Rating the Recession

Americans aren’t waiting for economists to declare a recession. Polls in recent months have found majorities of respondents saying the U.S. economy has already slid into that state. But how bad a recession do they think it is? A Los Angeles Times/Bloomberg poll gave people a chance to calibrate their gloom. Sixteen percent said we’re now in a “serious recession,” while 25 percent said it’s a “moderate recession.” Twenty percent said it’s merely a “mild recession,” and 32 percent said we’re not in a recession of any sort.

People in the $60,000-100,000 income bracket were the most likely to say we’re not in a recession (44 percent), slightly exceeding the proportion of those making more than $100,000 who held this opinion (38 percent). People in the $40,000-59,999 cohort were a bit more likely than the under-$40,000s to say it is a “serious recession” (22 percent vs. 20 percent).

As earlier polls have done, this one asked respondents how they plan to use their rebate checks from the federal economic-stimulus package.
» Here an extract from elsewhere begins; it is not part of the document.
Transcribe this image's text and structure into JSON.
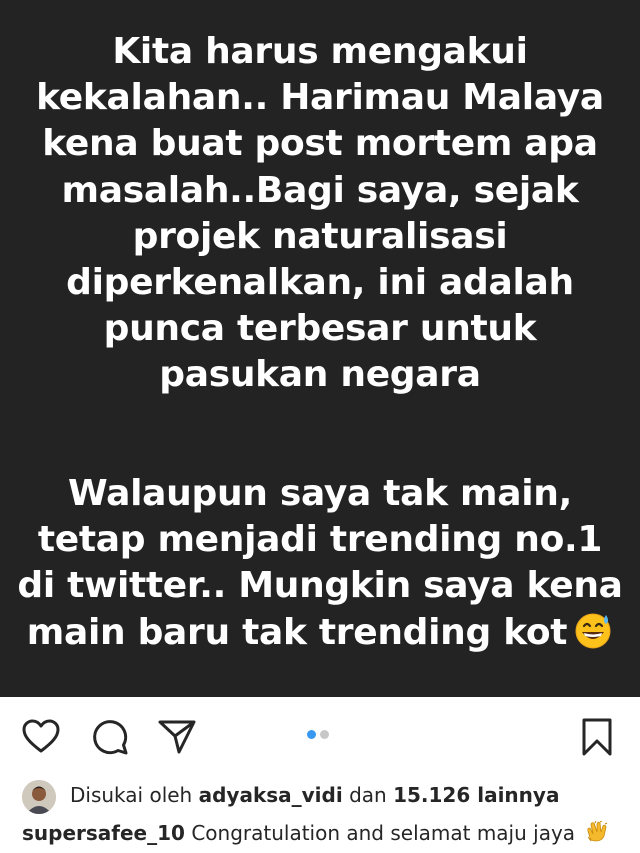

In so doing, it illuminated the Catch-22 that could weaken the rebates’ effect: The more people absorb the bad economic news that led to adoption of the stimulus plan in the first place, the less inclined they are to spend the money rather than save it. Just 18 percent said they’ll spend the money “on purchases,” with another 5 percent saying they’ll spend some and save some. Nearly two-thirds said they’ll either save the rebate (34 percent) or use it to pay down debt (31 percent). Living up to their feckless reputation, 24 percent of men said they plan to spend the money, vs. 14 percent of women. The feds would clearly get more bang for their stimulus buck if they canceled the rebates for women and doubled them for men.